Another way to handle numeric precision issues is to use the "decimal" types that's available in the Dataset JSON standard. From the [user guide](https://wiki.cdisc.org/display/PUB/Precision+and+Rounding), this can be described as follows:

> ## Decimal Data Type
>
> Although the pilot findings on precision and rounding did not point to a problem with Dataset-JSON, the Dataset-JSON Team opted to add the Decimal datatype. The Decimal datatype has been available in ODM for many years. The basic premise for this datatype is to represent the number in Dataset-JSON as a string (a quoted set of numeric characters) to prevent JSON libraries from interpreting the number as a float before the software application gets access to it.
>
> To use decimal in Dataset-JSON, set the dataType to decimal and the targetDataType to decimal.
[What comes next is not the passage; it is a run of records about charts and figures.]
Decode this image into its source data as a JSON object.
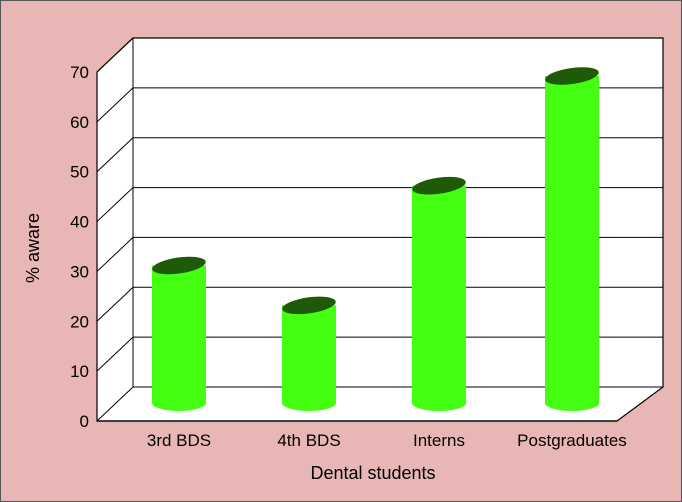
{
  "chart_data": {
    "type": "bar",
    "style": "3d-cylinder",
    "categories": [
      "3rd BDS",
      "4th BDS",
      "Interns",
      "Postgraduates"
    ],
    "values": [
      32,
      24,
      48,
      70
    ],
    "ylim": [
      0,
      70
    ],
    "yticks": [
      "0",
      "10",
      "20",
      "30",
      "40",
      "50",
      "60",
      "70"
    ],
    "xlabel": "Dental students",
    "ylabel": "% aware",
    "grid": true,
    "legend": "none"
  },
  "colors": {
    "background": "#e8b6b4",
    "plot_wall": "#ffffff",
    "bar_body": "#44ff11",
    "bar_top": "#1e5a08",
    "grid": "#000000"
  }
}
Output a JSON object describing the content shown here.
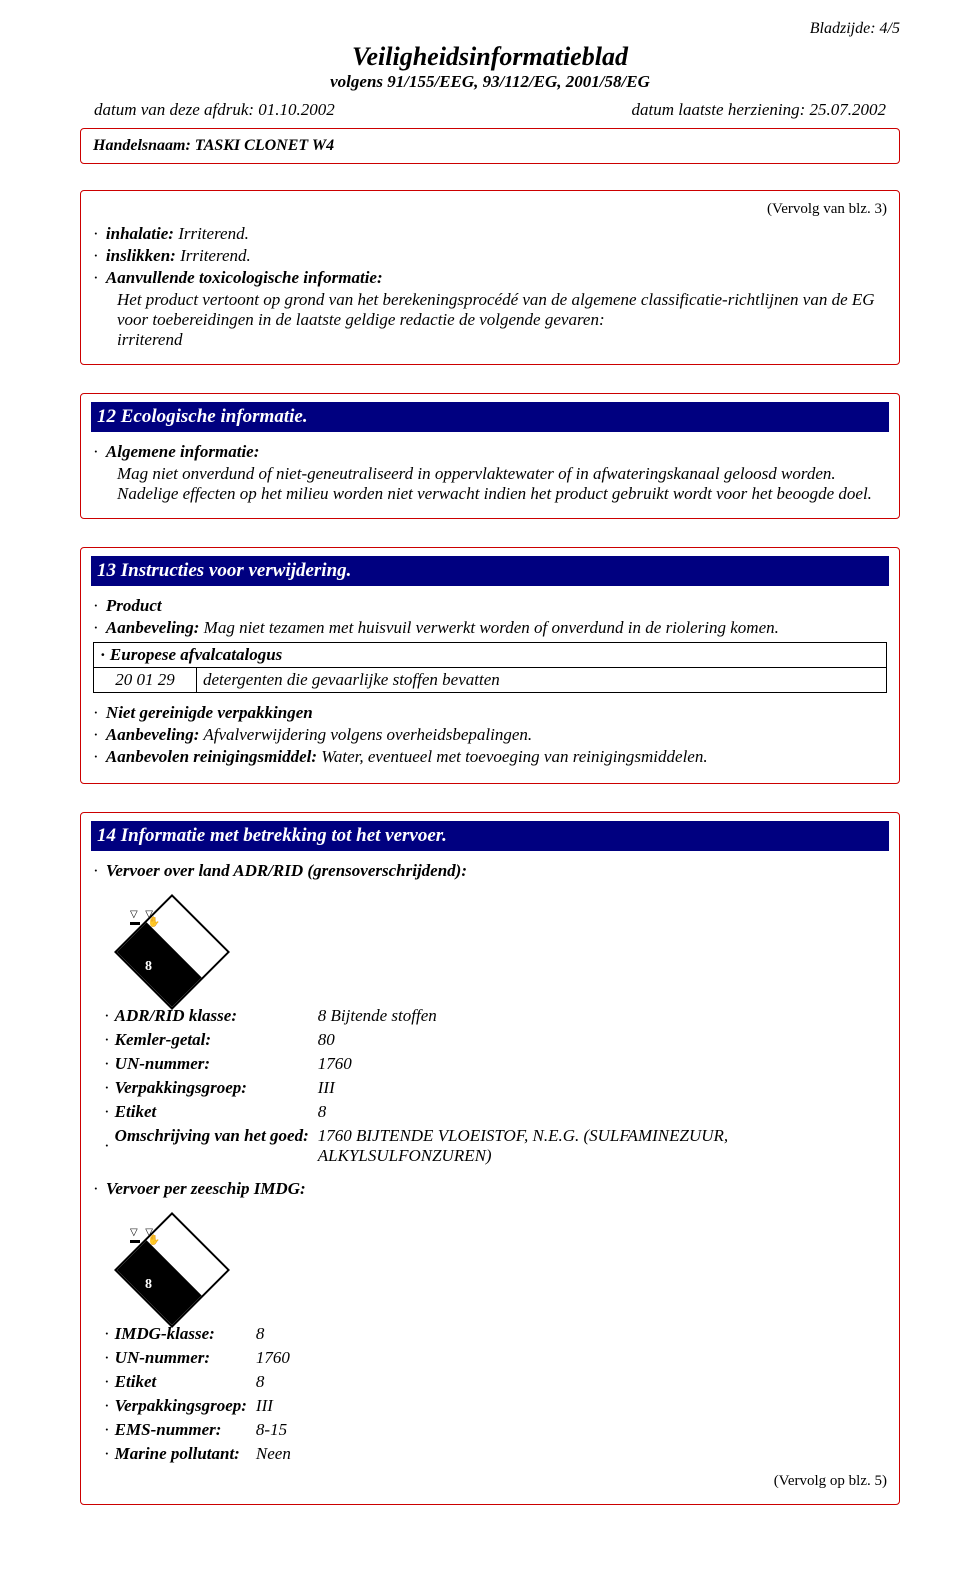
{
  "page": {
    "number_label": "Bladzijde: 4/5",
    "title": "Veiligheidsinformatieblad",
    "subtitle": "volgens 91/155/EEG, 93/112/EG, 2001/58/EG",
    "print_date_label": "datum van deze afdruk: 01.10.2002",
    "revision_date_label": "datum laatste herziening: 25.07.2002",
    "tradename_label": "Handelsnaam:",
    "tradename_value": "TASKI CLONET W4"
  },
  "section_first": {
    "continued_from": "(Vervolg van blz. 3)",
    "inhalation_label": "inhalatie:",
    "inhalation_value": "Irriterend.",
    "ingestion_label": "inslikken:",
    "ingestion_value": "Irriterend.",
    "tox_label": "Aanvullende toxicologische informatie:",
    "tox_body1": "Het product vertoont op grond van het berekeningsprocédé van de algemene classificatie-richtlijnen van de EG voor toebereidingen in de laatste geldige redactie de volgende gevaren:",
    "tox_body2": "irriterend"
  },
  "section12": {
    "heading": "12 Ecologische informatie.",
    "gen_label": "Algemene informatie:",
    "gen_body1": "Mag niet onverdund of niet-geneutraliseerd in oppervlaktewater of in afwateringskanaal geloosd worden.",
    "gen_body2": "Nadelige effecten op het milieu worden niet verwacht indien het product gebruikt wordt voor het beoogde doel."
  },
  "section13": {
    "heading": "13 Instructies voor verwijdering.",
    "product_label": "Product",
    "recommend_label": "Aanbeveling:",
    "recommend_value": "Mag niet tezamen met huisvuil verwerkt worden of onverdund in de riolering komen.",
    "ewc_label": "Europese afvalcatalogus",
    "ewc_code": "20 01 29",
    "ewc_desc": "detergenten die gevaarlijke stoffen bevatten",
    "uncleaned_label": "Niet gereinigde verpakkingen",
    "pack_recommend_label": "Aanbeveling:",
    "pack_recommend_value": "Afvalverwijdering volgens overheidsbepalingen.",
    "cleanser_label": "Aanbevolen reinigingsmiddel:",
    "cleanser_value": "Water, eventueel met toevoeging van reinigingsmiddelen."
  },
  "section14": {
    "heading": "14 Informatie met betrekking tot het vervoer.",
    "land_label": "Vervoer over land ADR/RID (grensoverschrijdend):",
    "adr_rows": [
      {
        "k": "ADR/RID klasse:",
        "v": "8 Bijtende stoffen"
      },
      {
        "k": "Kemler-getal:",
        "v": "80"
      },
      {
        "k": "UN-nummer:",
        "v": "1760"
      },
      {
        "k": "Verpakkingsgroep:",
        "v": "III"
      },
      {
        "k": "Etiket",
        "v": "8"
      },
      {
        "k": "Omschrijving van het goed:",
        "v": "1760 BIJTENDE VLOEISTOF, N.E.G. (SULFAMINEZUUR, ALKYLSULFONZUREN)"
      }
    ],
    "sea_label": "Vervoer per zeeschip IMDG:",
    "imdg_rows": [
      {
        "k": "IMDG-klasse:",
        "v": "8"
      },
      {
        "k": "UN-nummer:",
        "v": "1760"
      },
      {
        "k": "Etiket",
        "v": "8"
      },
      {
        "k": "Verpakkingsgroep:",
        "v": "III"
      },
      {
        "k": "EMS-nummer:",
        "v": "8-15"
      },
      {
        "k": "Marine pollutant:",
        "v": "Neen"
      }
    ],
    "continued_to": "(Vervolg op blz. 5)"
  },
  "colors": {
    "border_red": "#cc0000",
    "heading_blue": "#000080",
    "text": "#000000",
    "bg": "#ffffff"
  }
}
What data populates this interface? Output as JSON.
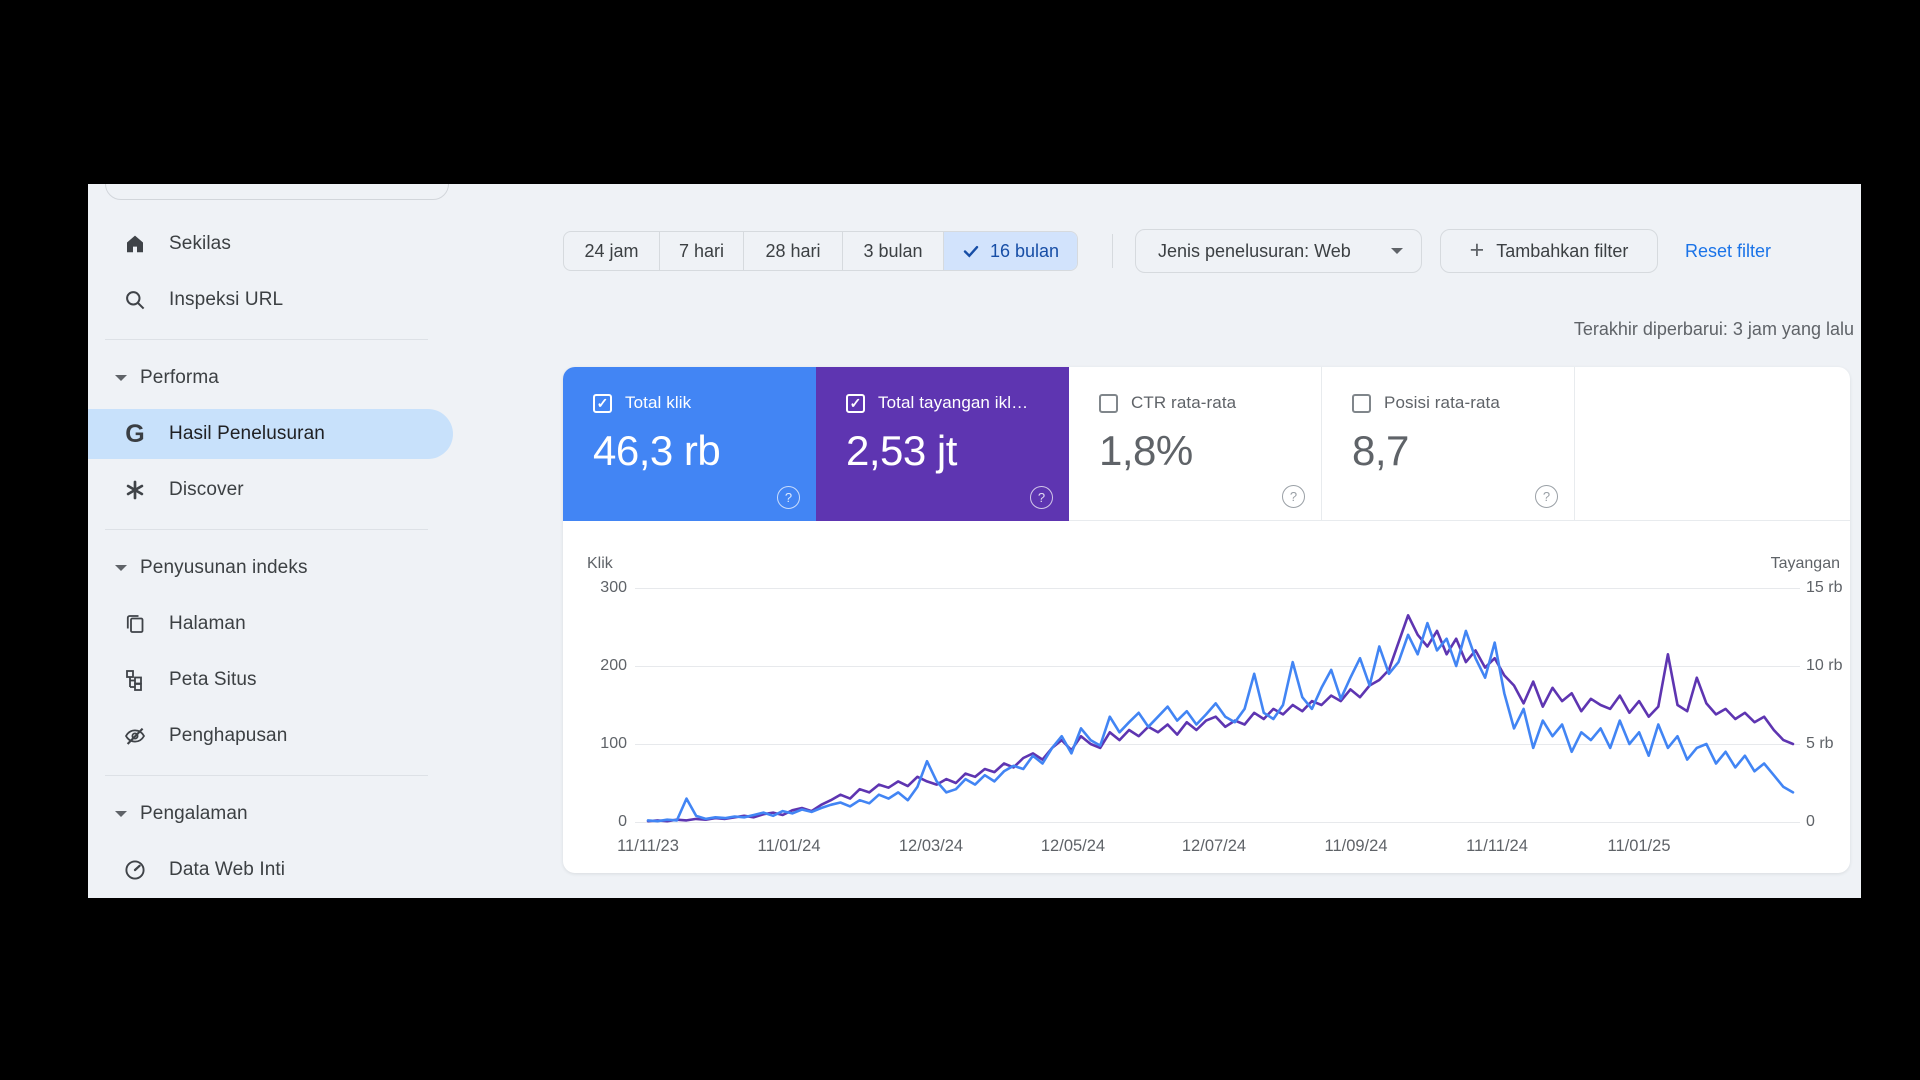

This instructs conversion software to convert the number it reads from a native dataset into a string in Dataset-JSON. It also instructs the receiver to convert the number as a string into the decimal datatype or closest approximation available in the receiving technology. Note that not all technologies support an explicit decimal datatype.

In order to address this problem, we've added the options `floats_as_decimals` and `digits` to `write_dataset_json()` and `decimals_as_floats` to `read_dataset_json()`. 

Considering the example before, here's how these options can help.

```{r conversion}
json_out <-write_dataset_json(dsjson, float_as_decimals = TRUE)

out <- read_dataset_json(json_out, decimals_as_floats = TRUE)

test_df$float_col - out$float_col
```

By manually handling how the decimal precision is rendered, the values were able to serialize and re-import more effectively. 

There are a few reasons we've chosen to NOT make this default behavior:

- This inherently adds overhead, because we convert the values prior to letting `yyjsonr` serialize them
- We're changing the way the metadata is writing to use the `decimal` type. While the standard supports the use of the `decimal` type, it's an extra step that that the consuming system needs to be aware of, and Dataset JSON is still a young standard. 
- Our hope is that the `yyjson` C package grows to make this extra step less necessary

As one last note, we default our choice of decimal precision to use 16 digits. The reason we've chosen to do this is as follows:

```{r digits}
print(format(.2, digits=16))
print(format(.2, digits=17))
```

After a certain point, displaying extra digits is just going to show the where floating point values start to break down. 16 digits balances preserving the precision of output without turning low precision numbers into overly precise ones.